A Arte de Autor lança, no mercado português, um volume integral de Segmentos – uma banda desenhada de Richard Malka e Juan Giménez. Se o nome de quem narra me é desconhecido, já o nome de Juan Giménez remete para o clássico Metabarões com Jodorowski.
Segmentos é, também, uma banda desenhada de ficção científica, com uma história que cruza ciência com alguma aura de destino, centrando-se numa personagem que é uma espécie de escolhido. A narrativa leva-nos a um império interplanetário humano, onde um grupo de seres imortais implementa um sistema de governação diferente, com vista a acabar com as guerras.



Neste sistema, os humanos são separados consoante as suas personalidades em diferentes planetas. A paz é realmente algo que se mantém ao longo de séculos, mas em contrapartida a natalidade decresce – de tal forma que a humanidade está em perigo. É nesta realidade, futurista e distante, que duas personagens se cruzam num tribunal. Depois de escaparem juntas, enveredam por um caminho sem retorno, onde descobrem os segredos mais profundos daquele sistema.
A história apresenta uma cadência acelerada, entre as ideias mirabolantes do par de fugitivos e a perseguição a que são sujeitos pelas autoridades. De esconderijo em esconderijo, de planeta em planeta, vão seguindo pistas para algo que desconhecem. Pelo caminho, juntam-se cúmplices, inicialmente forçados, mas que acabam por ajudar na demanda.
A fuga permite-lhes passar por diferentes planetas que apresentam formas muito próprias de existir. Temos, entre outros, locais de orgias infindáveis, de obesidade mórbida ou de religiosos que tapam as crianças da cabeça aos pés e queimam aqueles que os ousam descobrir. Encontramos, pois, várias vertentes humanas levadas ao extremo, num retrato cínico da humanidade que, curiosamente, me recorda alguns livros de Jodorowski. E não só no traço de Giménez.



Comparativamente, Segmentos parece uma versão mais contida dos temas fantasiosos e alucionados de Jodorowski – a sexualidade, a violência, o vício, a criação de um mundo de extremos onde se caricaturam os humanos e as suas manias. Ainda que mirabolante, irreverente e crítico, este Segmentos perde-se menos em misticismos e superstições, ainda que exista a típica figura do escolhido, e alguns detalhes na história que a fazem parecer grandiosa.

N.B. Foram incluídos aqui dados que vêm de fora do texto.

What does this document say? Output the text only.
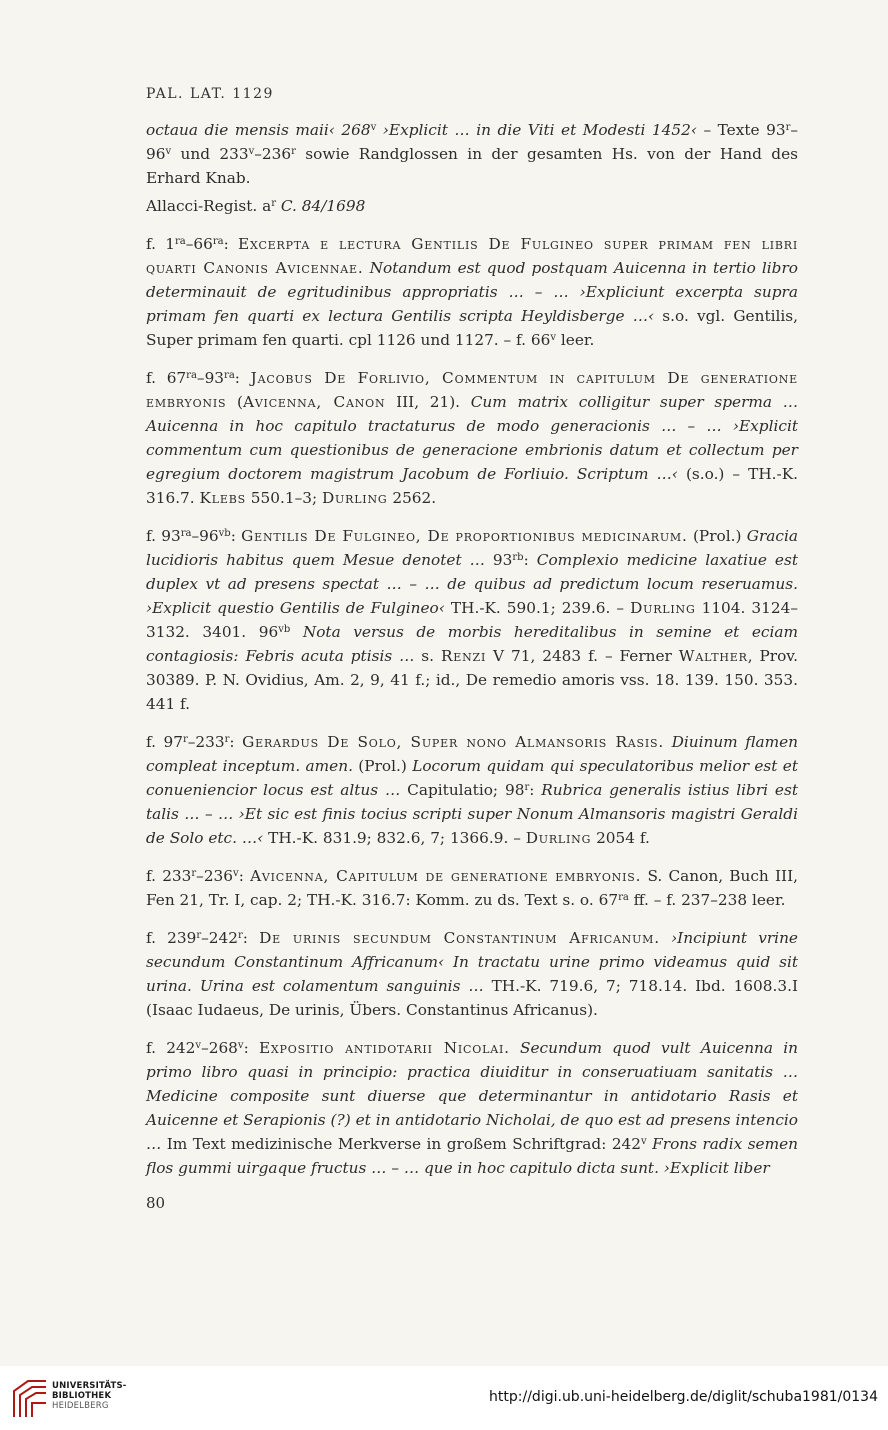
PAL. LAT. 1129

octaua die mensis maii‹ 268$^v$ ›Explicit … in die Viti et Modesti 1452‹ – Texte 93$^r$–96$^v$ und 233$^v$–236$^r$ sowie Randglossen in der gesamten Hs. von der Hand des Erhard Knab.

Allacci-Regist. $a^r$ C. 84/1698

f. $1^{ra}-66^{ra}$: Excerpta e lectura Gentilis De Fulgineo super primam fen libri quarti Canonis Avicennae. Notandum est quod postquam Auicenna in tertio libro determinauit de egritudinibus appropriatis … – … ›Expliciunt excerpta supra primam fen quarti ex lectura Gentilis scripta Heyldisberge …‹ s.o. vgl. Gentilis, Super primam fen quarti. cpl 1126 und 1127. – f. 66$^v$ leer.

f. $67^{ra}-93^{ra}$: Jacobus De Forlivio, Commentum in capitulum De generatione embryonis (Avicenna, Canon III, 21). Cum matrix colligitur super sperma … Auicenna in hoc capitulo tractaturus de modo generacionis … – … ›Explicit commentum cum questionibus de generacione embrionis datum et collectum per egregium doctorem magistrum Jacobum de Forliuio. Scriptum …‹ (s.o.) – TH.-K. 316.7. Klebs 550.1–3; Durling 2562.

f. $93^{ra}-96^{vb}$: Gentilis De Fulgineo, De proportionibus medicinarum. (Prol.) Gracia lucidioris habitus quem Mesue denotet … $93^{rb}$: Complexio medicine laxatiue est duplex vt ad presens spectat … – … de quibus ad predictum locum reseruamus. ›Explicit questio Gentilis de Fulgineo‹ TH.-K. 590.1; 239.6. – Durling 1104. 3124–3132. 3401. $96^{vb}$ Nota versus de morbis hereditalibus in semine et eciam contagiosis: Febris acuta ptisis … s. Renzi V 71, 2483 f. – Ferner Walther, Prov. 30389. P. N. Ovidius, Am. 2, 9, 41 f.; id., De remedio amoris vss. 18. 139. 150. 353. 441 f.

f. 97$^r$–233$^r$: Gerardus De Solo, Super nono Almansoris Rasis. Diuinum flamen compleat inceptum. amen. (Prol.) Locorum quidam qui speculatoribus melior est et conueniencior locus est altus … Capitulatio; 98$^r$: Rubrica generalis istius libri est talis … – … ›Et sic est finis tocius scripti super Nonum Almansoris magistri Geraldi de Solo etc. …‹ TH.-K. 831.9; 832.6, 7; 1366.9. – Durling 2054 f.

f. 233$^r$–236$^v$: Avicenna, Capitulum de generatione embryonis. S. Canon, Buch III, Fen 21, Tr. I, cap. 2; TH.-K. 316.7: Komm. zu ds. Text s. o. $67^{ra}$ ff. – f. 237–238 leer.

f. 239$^r$–242$^r$: De urinis secundum Constantinum Africanum. ›Incipiunt vrine secundum Constantinum Affricanum‹ In tractatu urine primo videamus quid sit urina. Urina est colamentum sanguinis … TH.-K. 719.6, 7; 718.14. Ibd. 1608.3.I (Isaac Iudaeus, De urinis, Übers. Constantinus Africanus).

f. 242$^v$–268$^v$: Expositio antidotarii Nicolai. Secundum quod vult Auicenna in primo libro quasi in principio: practica diuiditur in conseruatiuam sanitatis … Medicine composite sunt diuerse que determinantur in antidotario Rasis et Auicenne et Serapionis (?) et in antidotario Nicholai, de quo est ad presens intencio … Im Text medizinische Merkverse in großem Schriftgrad: 242$^v$ Frons radix semen flos gummi uirgaque fructus … – … que in hoc capitulo dicta sunt. ›Explicit liber

80
UNIVERSITÄTS-
BIBLIOTHEK
HEIDELBERG
http://digi.ub.uni-heidelberg.de/diglit/schuba1981/0134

A componente crítica pode ser vista em vários momentos, mas a dos tribunais é uma das mais destacadas. Curiosamente, Richard Malka é advogado, pelo que não deixa de ser curiosa a sua caricatura de um procedimento judicial. Ambas as personagens principais se vêm num tribunal que parece um reality show – vendem-se bilhetes e apenas há audição se a mesma for financeiramente proveitosa, há público audível e o juíz constrói um espectáculo para as massas, onde submete os que estão a ser condenados (injustamente) a estranhos castigos.

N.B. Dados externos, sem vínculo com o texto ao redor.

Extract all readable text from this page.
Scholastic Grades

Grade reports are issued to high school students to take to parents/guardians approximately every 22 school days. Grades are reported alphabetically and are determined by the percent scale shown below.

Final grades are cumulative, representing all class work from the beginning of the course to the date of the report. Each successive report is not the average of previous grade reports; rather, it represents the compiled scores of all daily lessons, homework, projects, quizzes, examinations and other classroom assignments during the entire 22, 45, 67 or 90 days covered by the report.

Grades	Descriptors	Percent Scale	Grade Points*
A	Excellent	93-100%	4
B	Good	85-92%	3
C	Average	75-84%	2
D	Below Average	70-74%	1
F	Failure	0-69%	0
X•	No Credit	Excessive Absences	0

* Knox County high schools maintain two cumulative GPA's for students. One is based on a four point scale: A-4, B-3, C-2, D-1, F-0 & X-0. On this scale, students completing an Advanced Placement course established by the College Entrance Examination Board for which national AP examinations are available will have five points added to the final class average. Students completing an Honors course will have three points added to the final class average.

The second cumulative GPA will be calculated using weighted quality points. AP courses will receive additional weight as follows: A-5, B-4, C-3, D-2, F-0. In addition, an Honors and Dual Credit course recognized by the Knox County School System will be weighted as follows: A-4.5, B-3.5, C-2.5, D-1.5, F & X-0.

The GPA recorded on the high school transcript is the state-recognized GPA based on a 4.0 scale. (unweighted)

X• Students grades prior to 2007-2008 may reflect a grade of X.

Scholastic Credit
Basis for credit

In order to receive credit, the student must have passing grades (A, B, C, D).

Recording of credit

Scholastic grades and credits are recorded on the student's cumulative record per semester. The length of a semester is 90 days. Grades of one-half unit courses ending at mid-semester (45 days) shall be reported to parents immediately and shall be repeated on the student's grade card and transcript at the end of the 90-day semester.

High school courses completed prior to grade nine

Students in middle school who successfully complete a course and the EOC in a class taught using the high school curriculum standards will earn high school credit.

Segmentos recorda os clássicos de ficção científica, ainda que, pelo que pesquisei, seja relativamente recente. Claro que o traço de Giménez contribui para esta sensação, mas a história de Richard Malka também parece ter contornos de narrativas mais clássicas – elementos decadentes em sociedades tecnologicamente muito avançadas, no limite do infâme, com uma ironia que usa o extremo para criticar a nossa realidade.
Imaginativo mas contido, Segmentos encontra-se nas minhas preferências de leitura – ficção científica adulta, pouco condescendente para com o leitor, com alguns elementos que podem chocar leitores mais sensíveis, onde se soma um humor negro peculiar (que, para mim, poderia ter sido um pouco mais carregado).